If a decision is made to cancel a visa under s 116, the former visa holder will become an unlawful non-citizen and be taken into immigration detention (if not already detained in correctional or immigration detention). Former visa holders can lodge an application for review of the cancellation decision in the Migration and Refugee Division of the Administrative Appeals Tribunal (AAT). That application may need to be lodged as soon as seven (7) working days after the visa cancellation decision is made and there is a $1,731 application fee payable to the AAT (which may be reduced by 50% if a fee reduction request is lodged).

In order to successfully apply for review of a cancellation decision under s 116(1)(e)(i) by the AAT, the former visa holder would need to satisfy the Tribunal that either:

  1. they do not pose a threat to the health, safety or good order of the Australian community; or

  2. that the reasons for not cancelling their visa outweigh the reasons for cancelling the visa.

WHY IS THIS HAPPENING - the inevitable question!

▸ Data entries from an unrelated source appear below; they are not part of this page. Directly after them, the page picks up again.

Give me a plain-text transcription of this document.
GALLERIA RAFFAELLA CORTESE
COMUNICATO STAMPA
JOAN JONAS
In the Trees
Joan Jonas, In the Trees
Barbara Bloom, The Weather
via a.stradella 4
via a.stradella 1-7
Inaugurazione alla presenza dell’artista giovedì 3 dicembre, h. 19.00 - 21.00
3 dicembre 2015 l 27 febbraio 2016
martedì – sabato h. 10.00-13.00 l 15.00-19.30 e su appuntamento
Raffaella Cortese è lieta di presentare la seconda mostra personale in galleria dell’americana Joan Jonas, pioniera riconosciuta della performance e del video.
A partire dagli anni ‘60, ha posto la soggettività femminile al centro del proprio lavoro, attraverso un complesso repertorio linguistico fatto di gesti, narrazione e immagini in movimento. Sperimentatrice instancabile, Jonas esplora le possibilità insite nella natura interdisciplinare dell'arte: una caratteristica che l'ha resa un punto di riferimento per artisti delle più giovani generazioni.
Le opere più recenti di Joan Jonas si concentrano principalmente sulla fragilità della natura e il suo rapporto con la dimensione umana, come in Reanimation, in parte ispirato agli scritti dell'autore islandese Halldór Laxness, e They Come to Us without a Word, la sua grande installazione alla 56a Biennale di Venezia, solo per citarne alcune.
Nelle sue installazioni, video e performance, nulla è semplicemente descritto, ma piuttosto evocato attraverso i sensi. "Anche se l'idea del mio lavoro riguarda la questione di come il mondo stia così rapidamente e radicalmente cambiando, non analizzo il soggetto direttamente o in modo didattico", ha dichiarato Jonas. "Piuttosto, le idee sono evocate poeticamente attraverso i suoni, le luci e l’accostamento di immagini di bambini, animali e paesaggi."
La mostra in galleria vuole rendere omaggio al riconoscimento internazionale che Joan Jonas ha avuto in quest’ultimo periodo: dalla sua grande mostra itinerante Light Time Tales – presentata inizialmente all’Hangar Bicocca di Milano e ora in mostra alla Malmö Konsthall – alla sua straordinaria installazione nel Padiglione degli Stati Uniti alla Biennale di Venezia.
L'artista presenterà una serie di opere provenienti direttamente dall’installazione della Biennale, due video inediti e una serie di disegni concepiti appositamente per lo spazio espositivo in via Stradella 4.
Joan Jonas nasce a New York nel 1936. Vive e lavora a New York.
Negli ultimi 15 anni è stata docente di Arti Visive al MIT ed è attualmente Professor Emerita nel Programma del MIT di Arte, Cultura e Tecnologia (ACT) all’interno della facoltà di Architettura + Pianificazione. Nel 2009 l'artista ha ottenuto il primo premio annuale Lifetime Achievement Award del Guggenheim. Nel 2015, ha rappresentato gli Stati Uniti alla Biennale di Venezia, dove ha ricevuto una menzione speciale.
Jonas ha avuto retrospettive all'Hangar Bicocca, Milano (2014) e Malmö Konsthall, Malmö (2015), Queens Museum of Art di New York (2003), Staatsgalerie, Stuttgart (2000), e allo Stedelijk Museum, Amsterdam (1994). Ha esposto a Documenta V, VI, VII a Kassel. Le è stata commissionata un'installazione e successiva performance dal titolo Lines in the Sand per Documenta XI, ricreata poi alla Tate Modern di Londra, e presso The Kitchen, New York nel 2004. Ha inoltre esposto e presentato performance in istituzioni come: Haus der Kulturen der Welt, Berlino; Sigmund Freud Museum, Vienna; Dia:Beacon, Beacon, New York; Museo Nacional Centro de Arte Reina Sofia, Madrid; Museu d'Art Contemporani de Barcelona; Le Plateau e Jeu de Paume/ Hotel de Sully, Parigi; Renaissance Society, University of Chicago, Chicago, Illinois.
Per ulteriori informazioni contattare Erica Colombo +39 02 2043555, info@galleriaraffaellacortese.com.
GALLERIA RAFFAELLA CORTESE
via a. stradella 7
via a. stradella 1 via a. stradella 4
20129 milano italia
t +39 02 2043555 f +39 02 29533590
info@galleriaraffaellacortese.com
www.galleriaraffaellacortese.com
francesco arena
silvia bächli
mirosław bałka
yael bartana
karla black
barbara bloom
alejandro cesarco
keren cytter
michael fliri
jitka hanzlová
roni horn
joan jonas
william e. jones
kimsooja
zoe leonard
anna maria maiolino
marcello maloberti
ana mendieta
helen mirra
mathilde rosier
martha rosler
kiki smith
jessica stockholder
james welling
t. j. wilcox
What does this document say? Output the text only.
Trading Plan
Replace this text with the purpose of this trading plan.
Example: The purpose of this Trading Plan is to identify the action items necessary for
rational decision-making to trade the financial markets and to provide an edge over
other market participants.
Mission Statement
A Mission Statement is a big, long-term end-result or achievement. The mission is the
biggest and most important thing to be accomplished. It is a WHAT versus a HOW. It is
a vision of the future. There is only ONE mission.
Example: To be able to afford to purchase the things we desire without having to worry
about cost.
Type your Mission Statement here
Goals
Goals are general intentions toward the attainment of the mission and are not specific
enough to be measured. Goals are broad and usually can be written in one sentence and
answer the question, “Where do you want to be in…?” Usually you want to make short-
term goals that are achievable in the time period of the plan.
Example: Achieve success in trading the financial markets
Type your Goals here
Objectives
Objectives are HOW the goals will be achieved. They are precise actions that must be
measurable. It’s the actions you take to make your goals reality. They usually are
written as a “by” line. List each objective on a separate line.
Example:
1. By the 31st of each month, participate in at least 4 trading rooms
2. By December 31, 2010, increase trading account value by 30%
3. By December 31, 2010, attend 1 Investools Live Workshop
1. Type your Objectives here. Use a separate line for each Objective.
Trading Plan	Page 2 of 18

We have been asked why there seems to be a sudden increase in cancellations under s 116 over recent times (particularly for New Zealand citizens) and why, given the broad scope of s 116(1)(e), there was a need to make amendments to the Migration Act to expand the powers under s 501.

The honest is answer is that we don't know. 

What we do know is that the Government currently has a strict policy that is cracking down on criminal activity, particularly violent offenders. We also note the operation of s 117(2) of the Act prevents a permanent visa from being cancelled under s 116 if the visa holder is in Australia. It is possible that it wasn't until recently that it occurred to anyone in the Minister's office that as Special Category (subclass 444) Visas granted to New Zealand citizens on their arrival to Australia are technically temporary visas (although of indefinite duration), they could and be cancelled under s 116 even where the visa holder was in Australia. The only issue now is that the threshold for visa cancellations in this regard is now much lower and the immediate consequences much more severe!


As with any visa cancellation matter, it is important that you obtain sound legal advice about your options and your individual circumstances as quickly as possible. Strict time limits apply for both responding to notices of intention to consider cancellation under s 116 and applying for review of any cancellation decision to the AAT or the Courts.